Six months left. Where did the last six months go? Wasted. Wasted on a thankless job. Wasted on something that wasn’t even going to secure anything except a steady, and albeit measly, cash flow. Wasted on a promise that was broken three months ago. And yet… along with all that came a reason to hope and pray that the next six months won’t be wasted like the last.
“Can you make a mistake and miss your fate?” – Carrie Bradshaw, Sex & the City
Once upon a time, a girl fell in love (or at least what she thought love felt like) for the first time. He was 16, he went to the same school, he looked like Devon Sawa (which was the general consensus among the girls in her year), and the most amazing thing was that he appeared to like her as well. But being too young and naïve to understand how a relationship works, things turned very sour very fast, and she spent the next two years wishing she’d gone to another school. Now, ten years later, they’ve begun to patch things up, and even talk about a reconciliation.
What are our reasons for a reconciliation? Is it the guilt of treating the other person badly, and therefore the need to make up for the mistakes we made? Could it possibly be that — dare I even say it? — the feelings have somehow been reignited, after ten years of not talking to each other? Or — similar to the reason that people who die come back as ghosts — is it just the curiosity and the intrigue of what could have been if we hadn’t made those mistakes, therefore turning the relationship into some ‘unfinished business’ that just needs to be taken care of?

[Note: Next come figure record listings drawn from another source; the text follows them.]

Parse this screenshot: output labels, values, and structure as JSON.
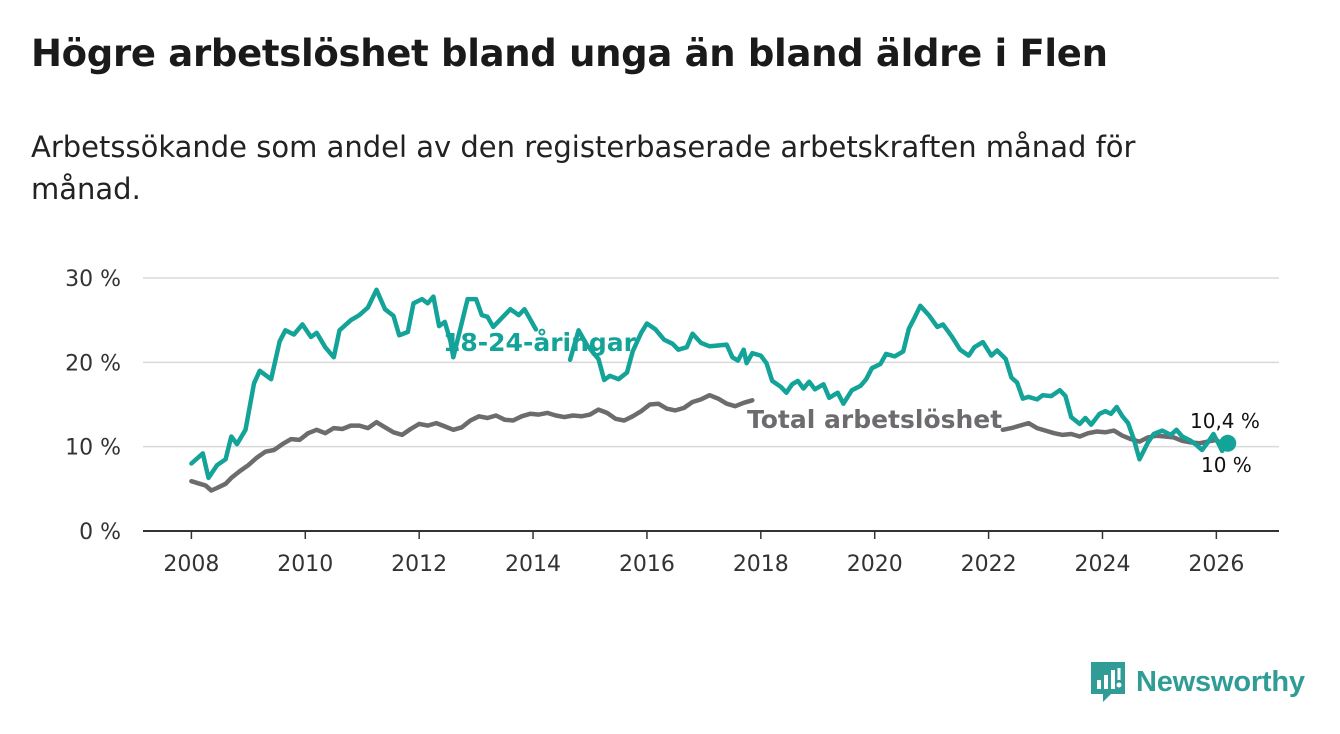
{
  "title": "Högre arbetslöshet bland unga än bland äldre i Flen",
  "subtitle": "Arbetssökande som andel av den registerbaserade arbetskraften månad för månad.",
  "brand": {
    "name": "Newsworthy",
    "icon": "newsworthy-logo-icon",
    "color": "#2f9c96"
  },
  "chart_data": {
    "type": "line",
    "title": "Högre arbetslöshet bland unga än bland äldre i Flen",
    "xlabel": "",
    "ylabel": "",
    "x_ticks": [
      2008,
      2010,
      2012,
      2014,
      2016,
      2018,
      2020,
      2022,
      2024,
      2026
    ],
    "xlim": [
      2007.15,
      2027.1
    ],
    "y_ticks": [
      0,
      10,
      20,
      30
    ],
    "y_tick_labels": [
      "0 %",
      "10 %",
      "20 %",
      "30 %"
    ],
    "ylim": [
      0,
      31
    ],
    "grid": true,
    "series": [
      {
        "name": "18-24-åringar",
        "color": "#13a398",
        "end_label": "10,4 %",
        "points": [
          [
            2008.0,
            8
          ],
          [
            2008.2,
            9.2
          ],
          [
            2008.3,
            6.3
          ],
          [
            2008.45,
            7.8
          ],
          [
            2008.6,
            8.5
          ],
          [
            2008.7,
            11.2
          ],
          [
            2008.8,
            10.3
          ],
          [
            2008.95,
            12
          ],
          [
            2009.1,
            17.5
          ],
          [
            2009.2,
            19
          ],
          [
            2009.4,
            18
          ],
          [
            2009.55,
            22.5
          ],
          [
            2009.65,
            23.8
          ],
          [
            2009.8,
            23.3
          ],
          [
            2009.95,
            24.5
          ],
          [
            2010.1,
            23
          ],
          [
            2010.2,
            23.5
          ],
          [
            2010.35,
            21.8
          ],
          [
            2010.5,
            20.6
          ],
          [
            2010.6,
            23.8
          ],
          [
            2010.8,
            25
          ],
          [
            2010.95,
            25.6
          ],
          [
            2011.1,
            26.5
          ],
          [
            2011.25,
            28.6
          ],
          [
            2011.4,
            26.3
          ],
          [
            2011.55,
            25.5
          ],
          [
            2011.65,
            23.2
          ],
          [
            2011.8,
            23.6
          ],
          [
            2011.9,
            27
          ],
          [
            2012.05,
            27.5
          ],
          [
            2012.15,
            27
          ],
          [
            2012.25,
            27.8
          ],
          [
            2012.35,
            24.3
          ],
          [
            2012.45,
            24.8
          ],
          [
            2012.55,
            22.5
          ],
          [
            2012.6,
            20.6
          ],
          [
            2012.85,
            27.5
          ],
          [
            2013.0,
            27.5
          ],
          [
            2013.1,
            25.6
          ],
          [
            2013.2,
            25.4
          ],
          [
            2013.3,
            24.2
          ],
          [
            2013.6,
            26.3
          ],
          [
            2013.75,
            25.6
          ],
          [
            2013.85,
            26.3
          ],
          [
            2014.05,
            23.9
          ],
          [
            2014.65,
            20.3
          ],
          [
            2014.8,
            23.8
          ],
          [
            2014.95,
            22
          ],
          [
            2015.15,
            20.4
          ],
          [
            2015.25,
            17.9
          ],
          [
            2015.35,
            18.4
          ],
          [
            2015.5,
            18
          ],
          [
            2015.65,
            18.8
          ],
          [
            2015.75,
            21.3
          ],
          [
            2015.9,
            23.5
          ],
          [
            2016.0,
            24.6
          ],
          [
            2016.15,
            23.9
          ],
          [
            2016.3,
            22.7
          ],
          [
            2016.45,
            22.2
          ],
          [
            2016.55,
            21.5
          ],
          [
            2016.7,
            21.8
          ],
          [
            2016.8,
            23.4
          ],
          [
            2016.95,
            22.3
          ],
          [
            2017.1,
            21.9
          ],
          [
            2017.25,
            22
          ],
          [
            2017.4,
            22.1
          ],
          [
            2017.5,
            20.6
          ],
          [
            2017.6,
            20.2
          ],
          [
            2017.7,
            21.5
          ],
          [
            2017.75,
            19.9
          ],
          [
            2017.85,
            21.1
          ],
          [
            2018.0,
            20.8
          ],
          [
            2018.1,
            19.9
          ],
          [
            2018.2,
            17.8
          ],
          [
            2018.35,
            17.1
          ],
          [
            2018.45,
            16.4
          ],
          [
            2018.55,
            17.4
          ],
          [
            2018.65,
            17.8
          ],
          [
            2018.75,
            16.9
          ],
          [
            2018.85,
            17.7
          ],
          [
            2018.95,
            16.8
          ],
          [
            2019.1,
            17.4
          ],
          [
            2019.2,
            15.8
          ],
          [
            2019.35,
            16.4
          ],
          [
            2019.45,
            15.1
          ],
          [
            2019.6,
            16.7
          ],
          [
            2019.75,
            17.2
          ],
          [
            2019.85,
            18
          ],
          [
            2019.95,
            19.3
          ],
          [
            2020.1,
            19.8
          ],
          [
            2020.2,
            21
          ],
          [
            2020.35,
            20.7
          ],
          [
            2020.5,
            21.3
          ],
          [
            2020.6,
            24
          ],
          [
            2020.7,
            25.3
          ],
          [
            2020.8,
            26.7
          ],
          [
            2020.95,
            25.6
          ],
          [
            2021.1,
            24.2
          ],
          [
            2021.2,
            24.5
          ],
          [
            2021.35,
            23.1
          ],
          [
            2021.5,
            21.5
          ],
          [
            2021.65,
            20.8
          ],
          [
            2021.75,
            21.8
          ],
          [
            2021.9,
            22.4
          ],
          [
            2022.05,
            20.8
          ],
          [
            2022.15,
            21.4
          ],
          [
            2022.3,
            20.4
          ],
          [
            2022.4,
            18.2
          ],
          [
            2022.5,
            17.6
          ],
          [
            2022.6,
            15.7
          ],
          [
            2022.7,
            15.9
          ],
          [
            2022.85,
            15.6
          ],
          [
            2022.95,
            16.1
          ],
          [
            2023.1,
            16
          ],
          [
            2023.25,
            16.7
          ],
          [
            2023.35,
            16
          ],
          [
            2023.45,
            13.5
          ],
          [
            2023.6,
            12.7
          ],
          [
            2023.7,
            13.4
          ],
          [
            2023.8,
            12.6
          ],
          [
            2023.95,
            13.9
          ],
          [
            2024.05,
            14.2
          ],
          [
            2024.15,
            13.9
          ],
          [
            2024.25,
            14.7
          ],
          [
            2024.35,
            13.6
          ],
          [
            2024.45,
            12.8
          ],
          [
            2024.55,
            10.9
          ],
          [
            2024.65,
            8.5
          ],
          [
            2024.8,
            10.5
          ],
          [
            2024.9,
            11.5
          ],
          [
            2025.05,
            11.9
          ],
          [
            2025.2,
            11.4
          ],
          [
            2025.3,
            12
          ],
          [
            2025.4,
            11.2
          ],
          [
            2025.55,
            10.7
          ],
          [
            2025.65,
            10.2
          ],
          [
            2025.75,
            9.6
          ],
          [
            2025.85,
            10.5
          ],
          [
            2025.95,
            11.5
          ],
          [
            2026.05,
            10.2
          ],
          [
            2026.1,
            9.5
          ],
          [
            2026.2,
            10.4
          ]
        ]
      },
      {
        "name": "Total arbetslöshet",
        "color": "#6e6b6f",
        "end_label": "10 %",
        "points": [
          [
            2008.0,
            5.9
          ],
          [
            2008.15,
            5.6
          ],
          [
            2008.25,
            5.4
          ],
          [
            2008.35,
            4.8
          ],
          [
            2008.45,
            5.1
          ],
          [
            2008.6,
            5.6
          ],
          [
            2008.7,
            6.3
          ],
          [
            2008.85,
            7.1
          ],
          [
            2009.0,
            7.8
          ],
          [
            2009.15,
            8.7
          ],
          [
            2009.3,
            9.4
          ],
          [
            2009.45,
            9.6
          ],
          [
            2009.6,
            10.3
          ],
          [
            2009.75,
            10.9
          ],
          [
            2009.9,
            10.8
          ],
          [
            2010.05,
            11.6
          ],
          [
            2010.2,
            12
          ],
          [
            2010.35,
            11.6
          ],
          [
            2010.5,
            12.2
          ],
          [
            2010.65,
            12.1
          ],
          [
            2010.8,
            12.5
          ],
          [
            2010.95,
            12.5
          ],
          [
            2011.1,
            12.2
          ],
          [
            2011.25,
            12.9
          ],
          [
            2011.4,
            12.3
          ],
          [
            2011.55,
            11.7
          ],
          [
            2011.7,
            11.4
          ],
          [
            2011.85,
            12.1
          ],
          [
            2012.0,
            12.7
          ],
          [
            2012.15,
            12.5
          ],
          [
            2012.3,
            12.8
          ],
          [
            2012.45,
            12.4
          ],
          [
            2012.6,
            12
          ],
          [
            2012.75,
            12.3
          ],
          [
            2012.9,
            13.1
          ],
          [
            2013.05,
            13.6
          ],
          [
            2013.2,
            13.4
          ],
          [
            2013.35,
            13.7
          ],
          [
            2013.5,
            13.2
          ],
          [
            2013.65,
            13.1
          ],
          [
            2013.8,
            13.6
          ],
          [
            2013.95,
            13.9
          ],
          [
            2014.1,
            13.8
          ],
          [
            2014.25,
            14
          ],
          [
            2014.4,
            13.7
          ],
          [
            2014.55,
            13.5
          ],
          [
            2014.7,
            13.7
          ],
          [
            2014.85,
            13.6
          ],
          [
            2015.0,
            13.8
          ],
          [
            2015.15,
            14.4
          ],
          [
            2015.3,
            14
          ],
          [
            2015.45,
            13.3
          ],
          [
            2015.6,
            13.1
          ],
          [
            2015.75,
            13.6
          ],
          [
            2015.9,
            14.2
          ],
          [
            2016.05,
            15
          ],
          [
            2016.2,
            15.1
          ],
          [
            2016.35,
            14.5
          ],
          [
            2016.5,
            14.3
          ],
          [
            2016.65,
            14.6
          ],
          [
            2016.8,
            15.3
          ],
          [
            2016.95,
            15.6
          ],
          [
            2017.1,
            16.1
          ],
          [
            2017.25,
            15.7
          ],
          [
            2017.4,
            15.1
          ],
          [
            2017.55,
            14.8
          ],
          [
            2017.7,
            15.2
          ],
          [
            2017.85,
            15.5
          ],
          [
            2022.25,
            12
          ],
          [
            2022.4,
            12.2
          ],
          [
            2022.55,
            12.5
          ],
          [
            2022.7,
            12.8
          ],
          [
            2022.85,
            12.2
          ],
          [
            2023.0,
            11.9
          ],
          [
            2023.15,
            11.6
          ],
          [
            2023.3,
            11.4
          ],
          [
            2023.45,
            11.5
          ],
          [
            2023.6,
            11.2
          ],
          [
            2023.75,
            11.6
          ],
          [
            2023.9,
            11.8
          ],
          [
            2024.05,
            11.7
          ],
          [
            2024.2,
            11.9
          ],
          [
            2024.35,
            11.3
          ],
          [
            2024.5,
            10.9
          ],
          [
            2024.65,
            10.6
          ],
          [
            2024.8,
            11.1
          ],
          [
            2024.95,
            11.3
          ],
          [
            2025.1,
            11.2
          ],
          [
            2025.25,
            11.1
          ],
          [
            2025.4,
            10.7
          ],
          [
            2025.55,
            10.5
          ],
          [
            2025.7,
            10.4
          ],
          [
            2025.85,
            10.6
          ],
          [
            2026.0,
            10.8
          ],
          [
            2026.1,
            10.3
          ],
          [
            2026.2,
            10
          ]
        ]
      }
    ]
  }
}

We spend all our lives searching relentlessly for that person who understands us, whom we can talk to on our own level and be completely comfortable with even though there is more than one ocean between us, and who tells us not to panic if they suddenly appear offline on MSN because they just know we will. And now here they are: the one person we haven’t spoken to for ten years is suddenly back in our lives and we’re left wondering if they’re back for a reason. Maybe we were meant to make those mistakes for a reason; maybe we had to grow up before we could find that one person. For some people it might have taken ten years for it to happen, but maybe we just had to get on the merry-go-round until it was time to stand still with the right person.
|1.||confidence or trust in a person or thing.|
Is it really dead? Or are we so burned by life itself, and become so cynical, that we’re incapable of having it anymore?
When we hold on to something — a job or a relationship — even though we’re not very happy with it, is that a sign of faith — faith that eventually the tide will turn and that long-awaited promotion will finally come, or that the other person will come to their senses and realize that they can’t do without you — or is it just the complete inability to let go? Are we so proud that we can’t admit that yes, we do still have faith, and instead resort to the bravado of writing something off as a lost cause?